Output is saved to two locations: agent-workspace/test-results/latest.txt (always overwritten) and a timestamped copy agent-workspace/test-results/20260602_143021.txt. The latest.txt path is stable — it's what the agent reads when asked to interpret test results without re-running the suite.

The skill parses the pytest summary line with a regex that handles deselected, xfailed, xpassed, and warning counts:

summary_m = re.search(r"=+ (.+?) in ([\d.]+)s =+", output)
# → "22 passed, 0 failed in 14.3s"

passed   = int(m.group(1)) if (m := re.search(r"(\d+) passed",  body)) else 0
failed   = int(m.group(1)) if (m := re.search(r"(\d+) failed",  body)) else 0
warnings = int(m.group(1)) if (m := re.search(r"(\d+) warning", body)) else 0

It also extracts all lines beginning with FAILED from the output for quick reporting. The return dict includes passed, failed, warnings, duration_s, summary, failed_lines, output_path, fast, and returncode — structured enough for /debug to consume without parsing raw text.
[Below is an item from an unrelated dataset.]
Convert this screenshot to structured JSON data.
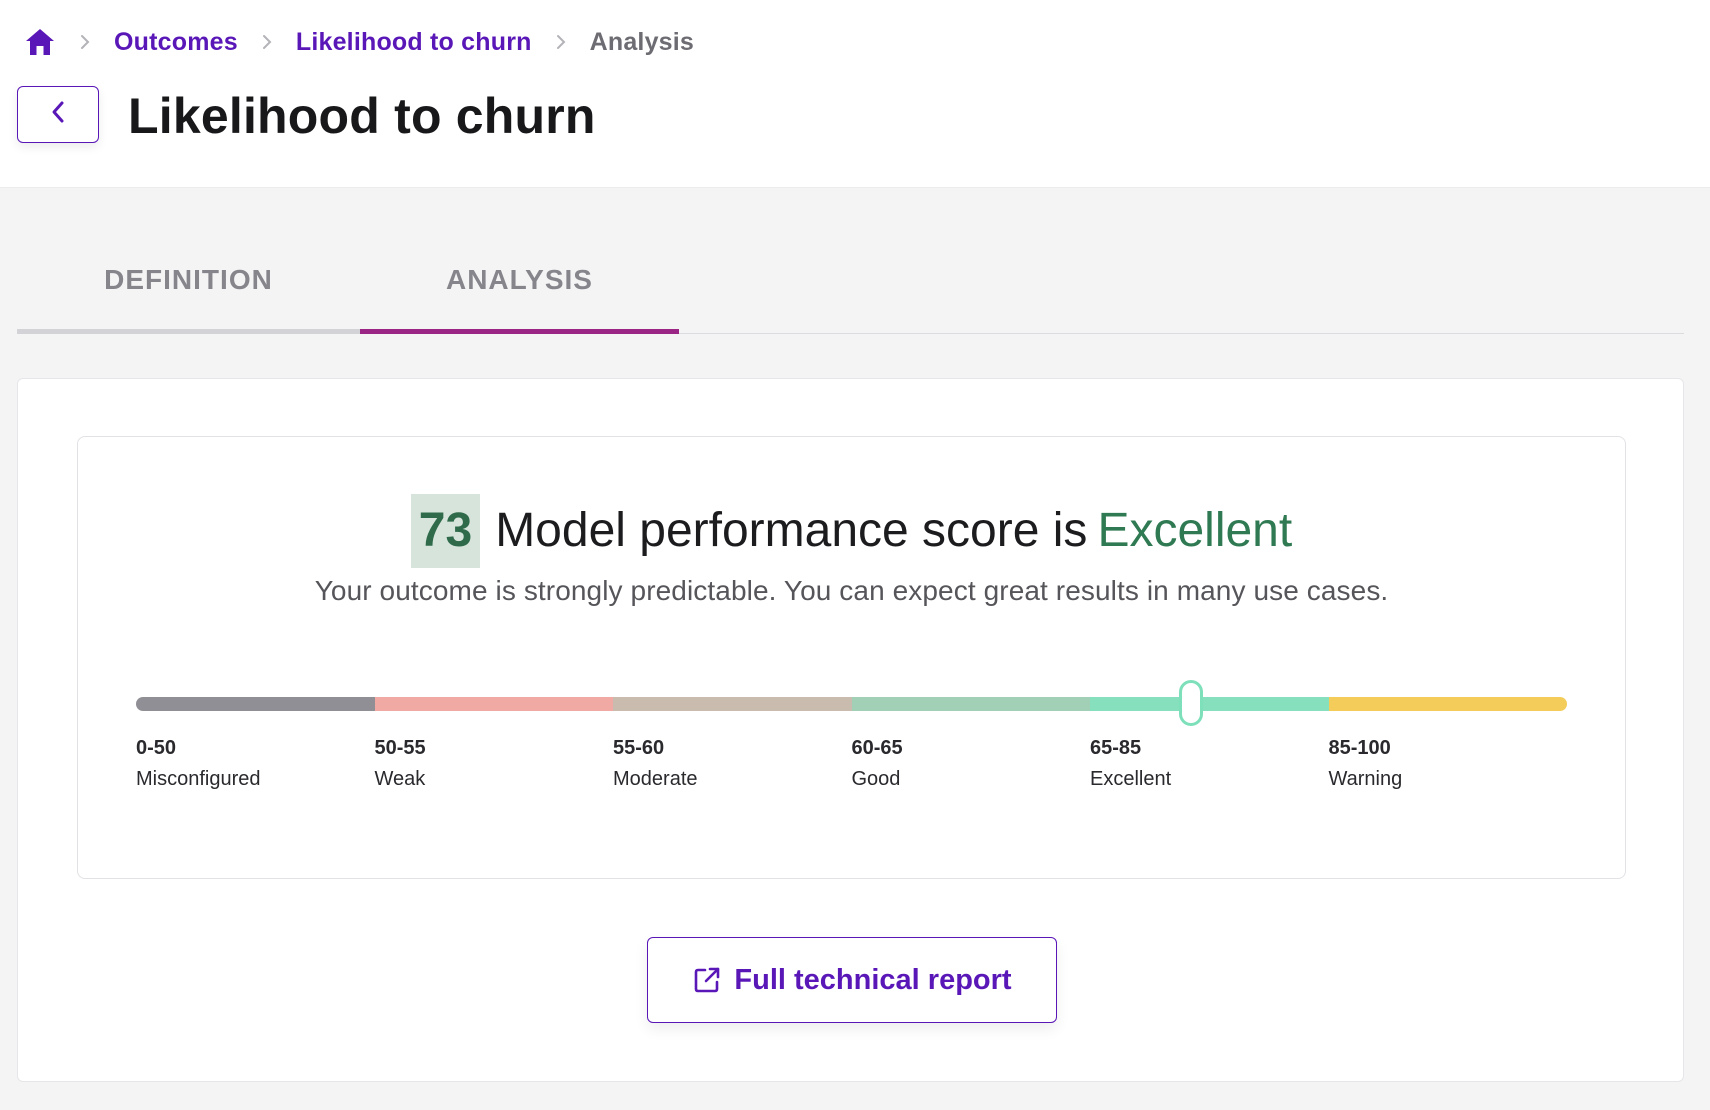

The fast suite skips tests marked with the slow pytest marker — primarily the end-to-end Ollama integration test that runs a full research pipeline against a live model. On an RTX 5000 Ada this takes 10–15 minutes. Run /test-harness --full only when changing inference routing or the tool loop, where the integration test is the relevant gate.

Both skills are explicit-only — /scratchpad has no auto-activation predicate so it never fires on research tasks where the model's estimates are acceptable. The opt-in design is intentional: forcing code execution for every task that mentions a number would add unnecessary latency and risk execution errors on tasks where approximate values are fine.